Staff could identify all those cases that are sealed or have a sealed record and separate them so the same confusion isn't duplicated, he said.
However, the situation could prove more difficult than that.
The Review-Journal located several sealed lawsuits in the database that were missing from a list of sealed cases provided to the newspaper by court administrators earlier this year. The newspaper received a list of about 390 sealed lawsuits filed between 1990 and 2006.
Since receiving the list, and while doing research on sealed cases and other topics, the newspaper came across a dozen lawsuits that had been sealed since 1990 and that were not included on the District Court's computer-generated list of sealed cases. If the computer database couldn't identify all the sealed cases for the Review-Journal, the question arises whether it can provide a comprehensive list for court administrators.

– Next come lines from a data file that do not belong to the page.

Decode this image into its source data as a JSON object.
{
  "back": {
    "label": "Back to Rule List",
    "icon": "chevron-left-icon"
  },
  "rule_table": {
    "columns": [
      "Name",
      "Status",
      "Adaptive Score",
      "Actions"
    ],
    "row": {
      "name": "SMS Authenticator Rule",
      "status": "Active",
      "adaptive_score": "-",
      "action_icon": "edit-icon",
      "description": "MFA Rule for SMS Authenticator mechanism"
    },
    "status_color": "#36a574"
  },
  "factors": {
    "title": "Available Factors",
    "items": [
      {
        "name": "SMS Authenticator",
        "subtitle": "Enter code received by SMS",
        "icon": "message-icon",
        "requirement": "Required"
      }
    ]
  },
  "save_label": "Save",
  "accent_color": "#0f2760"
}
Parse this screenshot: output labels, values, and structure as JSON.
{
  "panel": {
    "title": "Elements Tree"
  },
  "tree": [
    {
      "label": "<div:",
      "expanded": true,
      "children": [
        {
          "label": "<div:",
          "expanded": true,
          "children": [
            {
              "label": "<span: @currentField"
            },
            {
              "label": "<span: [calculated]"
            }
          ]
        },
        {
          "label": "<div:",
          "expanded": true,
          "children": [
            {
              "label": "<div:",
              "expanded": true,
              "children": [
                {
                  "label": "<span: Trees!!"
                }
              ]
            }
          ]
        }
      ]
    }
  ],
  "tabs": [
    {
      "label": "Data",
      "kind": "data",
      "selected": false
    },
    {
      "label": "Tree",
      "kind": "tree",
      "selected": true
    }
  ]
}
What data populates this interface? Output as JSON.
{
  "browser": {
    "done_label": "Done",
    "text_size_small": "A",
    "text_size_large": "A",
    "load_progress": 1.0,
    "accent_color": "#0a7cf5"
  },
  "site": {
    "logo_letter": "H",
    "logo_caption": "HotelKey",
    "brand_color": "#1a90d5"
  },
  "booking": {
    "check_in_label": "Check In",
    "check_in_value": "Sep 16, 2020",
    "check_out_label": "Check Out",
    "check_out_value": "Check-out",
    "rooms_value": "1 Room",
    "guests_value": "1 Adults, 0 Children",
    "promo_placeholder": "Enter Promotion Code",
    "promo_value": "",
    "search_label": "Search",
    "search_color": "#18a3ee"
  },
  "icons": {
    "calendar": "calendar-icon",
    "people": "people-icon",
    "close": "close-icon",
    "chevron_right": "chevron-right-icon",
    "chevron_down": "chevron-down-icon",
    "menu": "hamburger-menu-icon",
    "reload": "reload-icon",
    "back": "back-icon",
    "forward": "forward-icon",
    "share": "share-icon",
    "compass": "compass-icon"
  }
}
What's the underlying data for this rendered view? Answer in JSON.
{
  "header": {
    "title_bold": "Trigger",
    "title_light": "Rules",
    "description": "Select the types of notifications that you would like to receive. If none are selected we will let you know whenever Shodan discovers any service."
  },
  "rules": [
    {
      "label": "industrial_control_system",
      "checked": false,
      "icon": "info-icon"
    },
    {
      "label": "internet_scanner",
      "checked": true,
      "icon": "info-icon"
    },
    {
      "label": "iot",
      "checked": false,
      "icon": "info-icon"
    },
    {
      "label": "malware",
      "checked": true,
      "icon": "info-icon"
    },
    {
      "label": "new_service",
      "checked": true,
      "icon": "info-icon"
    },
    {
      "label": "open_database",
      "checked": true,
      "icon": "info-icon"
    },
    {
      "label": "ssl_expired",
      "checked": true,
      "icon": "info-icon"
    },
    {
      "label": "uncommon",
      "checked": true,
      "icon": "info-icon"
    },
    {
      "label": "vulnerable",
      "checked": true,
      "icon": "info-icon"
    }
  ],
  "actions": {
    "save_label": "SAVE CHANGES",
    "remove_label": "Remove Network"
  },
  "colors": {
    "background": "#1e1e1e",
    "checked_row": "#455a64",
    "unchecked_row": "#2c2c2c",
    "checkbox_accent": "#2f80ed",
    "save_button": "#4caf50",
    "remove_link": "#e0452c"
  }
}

For instance, none of the five sealed lawsuits involving controversial real-estate developer Jim Rhodes were included on the list of sealed civil cases provided to the newspaper. Nearly one lawsuit per year involving Rhodes was sealed by a judge between 1998 and 2003, a period during which he was sued by home buyers, business partners and others.
Rhodes, the developer of the Rhodes Ranch development in southwest Las Vegas whose bid to build a massive housing project next to Red Rock Canyon was shelved in the face of public outrage, was mentioned as a generous campaign contributor during the recent bribery trials involving former county commissioners who are now in prison or on their way there.